When share prices get as high as they are for both Amazon and Alphabet, there’s also a lot of chatter about splitting the stocks to make them more accessible by retail investors. According to experts, exchanges operate best when stocks are between $20 and $80.
Alphabet’s Valuation Problem
Alphabet is approaching a market value of $700 billion. Some question the basis for that valuation. For example, Morgan Stanley has suggested Alphabet’s autonomous driving technology division, Waymo, is worth $70 billion. Though this is a potential future valuation, the market has already priced this in with a $50 bump in the last few trading days.

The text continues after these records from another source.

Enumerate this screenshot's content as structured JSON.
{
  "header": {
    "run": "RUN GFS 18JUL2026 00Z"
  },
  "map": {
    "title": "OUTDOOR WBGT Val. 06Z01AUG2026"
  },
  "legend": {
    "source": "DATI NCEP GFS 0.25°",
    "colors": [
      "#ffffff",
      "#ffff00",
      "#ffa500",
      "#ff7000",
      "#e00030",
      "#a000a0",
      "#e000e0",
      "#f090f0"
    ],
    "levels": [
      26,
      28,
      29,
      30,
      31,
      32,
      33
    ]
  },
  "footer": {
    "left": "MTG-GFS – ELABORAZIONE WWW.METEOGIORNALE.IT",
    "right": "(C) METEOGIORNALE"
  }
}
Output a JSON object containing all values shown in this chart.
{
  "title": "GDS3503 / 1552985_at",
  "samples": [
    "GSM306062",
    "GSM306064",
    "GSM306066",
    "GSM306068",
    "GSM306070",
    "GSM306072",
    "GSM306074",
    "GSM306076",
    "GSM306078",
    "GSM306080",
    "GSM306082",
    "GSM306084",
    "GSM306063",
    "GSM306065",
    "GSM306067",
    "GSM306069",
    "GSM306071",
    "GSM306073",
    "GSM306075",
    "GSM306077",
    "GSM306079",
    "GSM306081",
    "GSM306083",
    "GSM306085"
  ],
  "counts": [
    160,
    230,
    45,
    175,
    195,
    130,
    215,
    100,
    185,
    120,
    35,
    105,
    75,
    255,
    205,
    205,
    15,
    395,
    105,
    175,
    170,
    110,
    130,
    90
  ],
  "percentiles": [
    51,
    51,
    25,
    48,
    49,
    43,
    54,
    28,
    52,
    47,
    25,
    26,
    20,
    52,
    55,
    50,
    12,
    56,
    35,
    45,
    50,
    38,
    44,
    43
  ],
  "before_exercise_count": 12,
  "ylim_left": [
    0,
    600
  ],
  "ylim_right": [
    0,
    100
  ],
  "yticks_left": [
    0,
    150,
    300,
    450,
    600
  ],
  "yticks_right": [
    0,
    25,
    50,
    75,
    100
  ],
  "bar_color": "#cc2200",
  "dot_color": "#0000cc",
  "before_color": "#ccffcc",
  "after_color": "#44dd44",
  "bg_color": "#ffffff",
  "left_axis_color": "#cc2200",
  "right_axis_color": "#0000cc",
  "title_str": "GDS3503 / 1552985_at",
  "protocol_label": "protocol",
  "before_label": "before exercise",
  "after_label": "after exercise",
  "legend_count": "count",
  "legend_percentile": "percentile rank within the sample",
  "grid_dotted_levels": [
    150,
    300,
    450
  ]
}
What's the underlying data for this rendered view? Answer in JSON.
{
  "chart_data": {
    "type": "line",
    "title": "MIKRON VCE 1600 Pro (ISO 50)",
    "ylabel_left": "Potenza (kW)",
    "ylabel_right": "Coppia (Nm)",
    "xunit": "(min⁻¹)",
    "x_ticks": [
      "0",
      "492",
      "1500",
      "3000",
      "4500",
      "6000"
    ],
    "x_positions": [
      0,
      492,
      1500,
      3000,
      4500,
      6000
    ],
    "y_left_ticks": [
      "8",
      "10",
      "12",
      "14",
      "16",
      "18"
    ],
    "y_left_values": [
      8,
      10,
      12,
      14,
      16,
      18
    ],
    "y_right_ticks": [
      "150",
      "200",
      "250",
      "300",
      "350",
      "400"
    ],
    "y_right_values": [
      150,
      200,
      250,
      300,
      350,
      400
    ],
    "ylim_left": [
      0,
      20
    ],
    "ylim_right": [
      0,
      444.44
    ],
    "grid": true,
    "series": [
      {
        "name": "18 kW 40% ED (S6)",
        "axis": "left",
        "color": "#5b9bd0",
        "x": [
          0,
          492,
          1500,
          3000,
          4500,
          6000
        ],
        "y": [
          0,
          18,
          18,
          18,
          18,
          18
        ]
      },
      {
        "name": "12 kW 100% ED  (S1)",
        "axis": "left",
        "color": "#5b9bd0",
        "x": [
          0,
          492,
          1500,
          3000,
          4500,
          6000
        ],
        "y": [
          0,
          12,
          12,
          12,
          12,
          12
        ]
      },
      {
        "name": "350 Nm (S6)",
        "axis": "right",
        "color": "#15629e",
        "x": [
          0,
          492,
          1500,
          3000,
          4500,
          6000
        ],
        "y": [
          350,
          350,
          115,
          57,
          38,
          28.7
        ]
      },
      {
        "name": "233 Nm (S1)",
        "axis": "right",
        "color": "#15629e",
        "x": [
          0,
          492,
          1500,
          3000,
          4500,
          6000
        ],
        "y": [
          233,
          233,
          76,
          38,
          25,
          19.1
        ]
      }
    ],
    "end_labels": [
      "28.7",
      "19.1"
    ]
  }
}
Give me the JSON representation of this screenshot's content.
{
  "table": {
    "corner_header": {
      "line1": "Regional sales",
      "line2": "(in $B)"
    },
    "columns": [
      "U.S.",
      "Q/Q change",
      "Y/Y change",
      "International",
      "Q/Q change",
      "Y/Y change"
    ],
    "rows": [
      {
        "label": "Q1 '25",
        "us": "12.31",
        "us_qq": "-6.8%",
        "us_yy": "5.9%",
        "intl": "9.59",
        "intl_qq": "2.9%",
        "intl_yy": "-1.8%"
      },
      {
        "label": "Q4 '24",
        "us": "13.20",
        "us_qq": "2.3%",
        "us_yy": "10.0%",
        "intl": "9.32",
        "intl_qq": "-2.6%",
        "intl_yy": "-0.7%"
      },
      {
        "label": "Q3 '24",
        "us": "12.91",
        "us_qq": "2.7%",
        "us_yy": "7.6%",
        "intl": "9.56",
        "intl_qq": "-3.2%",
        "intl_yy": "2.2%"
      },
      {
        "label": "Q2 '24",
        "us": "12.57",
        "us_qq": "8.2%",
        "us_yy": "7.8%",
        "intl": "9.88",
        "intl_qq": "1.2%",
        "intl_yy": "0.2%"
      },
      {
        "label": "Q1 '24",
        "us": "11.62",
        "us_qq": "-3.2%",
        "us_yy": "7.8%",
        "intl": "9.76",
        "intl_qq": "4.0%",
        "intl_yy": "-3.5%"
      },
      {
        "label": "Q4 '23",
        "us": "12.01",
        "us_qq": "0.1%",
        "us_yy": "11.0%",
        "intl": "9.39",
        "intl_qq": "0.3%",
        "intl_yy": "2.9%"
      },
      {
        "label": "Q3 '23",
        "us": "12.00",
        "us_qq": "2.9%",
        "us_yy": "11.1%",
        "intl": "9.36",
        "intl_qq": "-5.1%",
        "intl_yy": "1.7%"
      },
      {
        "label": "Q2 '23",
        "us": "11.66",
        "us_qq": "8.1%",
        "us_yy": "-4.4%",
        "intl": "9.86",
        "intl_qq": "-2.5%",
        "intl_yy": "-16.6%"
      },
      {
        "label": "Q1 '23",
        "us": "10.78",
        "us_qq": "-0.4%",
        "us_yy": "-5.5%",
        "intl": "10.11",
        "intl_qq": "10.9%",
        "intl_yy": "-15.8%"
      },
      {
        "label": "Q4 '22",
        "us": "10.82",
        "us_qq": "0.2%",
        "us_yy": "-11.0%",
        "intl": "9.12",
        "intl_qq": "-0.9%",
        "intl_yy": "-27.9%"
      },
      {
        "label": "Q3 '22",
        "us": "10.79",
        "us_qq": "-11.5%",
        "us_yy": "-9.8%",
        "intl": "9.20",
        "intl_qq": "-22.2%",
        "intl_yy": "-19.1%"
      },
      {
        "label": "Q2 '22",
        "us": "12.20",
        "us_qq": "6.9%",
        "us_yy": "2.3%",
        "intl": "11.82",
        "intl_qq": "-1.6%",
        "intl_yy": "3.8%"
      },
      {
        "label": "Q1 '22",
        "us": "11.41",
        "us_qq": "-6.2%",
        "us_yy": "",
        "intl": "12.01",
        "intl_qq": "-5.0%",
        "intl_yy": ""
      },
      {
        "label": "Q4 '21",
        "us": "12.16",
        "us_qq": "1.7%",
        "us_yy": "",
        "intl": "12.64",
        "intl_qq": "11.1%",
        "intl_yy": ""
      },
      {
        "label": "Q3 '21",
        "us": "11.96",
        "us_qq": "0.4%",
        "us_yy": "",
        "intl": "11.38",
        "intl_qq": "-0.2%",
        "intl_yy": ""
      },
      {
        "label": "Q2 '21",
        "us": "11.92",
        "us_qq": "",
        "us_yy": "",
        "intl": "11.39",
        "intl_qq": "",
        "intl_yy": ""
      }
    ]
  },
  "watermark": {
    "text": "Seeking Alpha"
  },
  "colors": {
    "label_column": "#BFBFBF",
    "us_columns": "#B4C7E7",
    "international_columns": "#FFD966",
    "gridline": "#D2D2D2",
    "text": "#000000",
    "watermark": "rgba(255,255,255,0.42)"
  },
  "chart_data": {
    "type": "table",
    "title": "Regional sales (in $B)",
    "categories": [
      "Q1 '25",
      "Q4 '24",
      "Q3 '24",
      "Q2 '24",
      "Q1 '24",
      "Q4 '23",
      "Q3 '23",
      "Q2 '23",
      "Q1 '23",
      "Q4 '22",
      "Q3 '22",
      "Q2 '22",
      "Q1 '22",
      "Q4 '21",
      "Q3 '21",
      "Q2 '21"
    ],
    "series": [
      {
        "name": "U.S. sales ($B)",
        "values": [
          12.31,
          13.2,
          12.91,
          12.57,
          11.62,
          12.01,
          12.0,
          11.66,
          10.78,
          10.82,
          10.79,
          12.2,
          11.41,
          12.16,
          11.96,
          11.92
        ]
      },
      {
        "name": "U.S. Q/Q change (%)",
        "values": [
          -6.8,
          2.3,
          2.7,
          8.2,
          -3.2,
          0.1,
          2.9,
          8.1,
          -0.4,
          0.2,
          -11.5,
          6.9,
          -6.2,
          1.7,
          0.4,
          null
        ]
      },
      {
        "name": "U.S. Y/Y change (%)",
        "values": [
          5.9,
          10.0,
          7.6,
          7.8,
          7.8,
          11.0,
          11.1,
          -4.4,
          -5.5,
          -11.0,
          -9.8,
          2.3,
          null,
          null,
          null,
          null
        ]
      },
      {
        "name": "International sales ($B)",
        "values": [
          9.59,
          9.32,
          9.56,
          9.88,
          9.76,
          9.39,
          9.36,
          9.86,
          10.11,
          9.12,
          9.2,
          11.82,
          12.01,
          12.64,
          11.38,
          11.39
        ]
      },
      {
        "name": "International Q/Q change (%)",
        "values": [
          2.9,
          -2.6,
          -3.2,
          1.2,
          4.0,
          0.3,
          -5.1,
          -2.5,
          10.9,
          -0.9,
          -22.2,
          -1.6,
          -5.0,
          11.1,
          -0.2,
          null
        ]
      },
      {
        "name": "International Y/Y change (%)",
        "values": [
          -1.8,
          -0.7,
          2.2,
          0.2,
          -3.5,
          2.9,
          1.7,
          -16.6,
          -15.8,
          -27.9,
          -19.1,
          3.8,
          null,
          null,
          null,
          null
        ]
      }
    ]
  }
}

Waymo’s valuation assumes the company would generate about $1.25 per mile in revenues which some find a leap at best. Compared with the cost of car ownership – versus the Alphabet model of transportation as a service – the spread seems higher than most consumers would willingly pay according to some observers.
Amazon By The Numbers
Amazon is up 32.5% year-to-date and also appeared close to that magical $1,000 benchmark at the end of last week. Analysts are optimistic with a $1,095 12-month price target on the stock. Other internet stocks are not faring as well with Facebook Inc. (NASDAQ:FBD) sitting near $150 and Netflix, Inc. (NASDAQ:NFLXC) around $160. This has caused less optimistic observers to question the valuation of internet stocks in general, including Amazon.
Amazon does some things going for it. The company has turned a profit for 8 straight quarters, mostly on the back of Amazon Web Services. Though the retail segment is less profitable, it is wildly popular and forcing retailers like Wal-Mart Stores Inc. (NYSE:WMTC) and others to totally upend their practices in order to compete.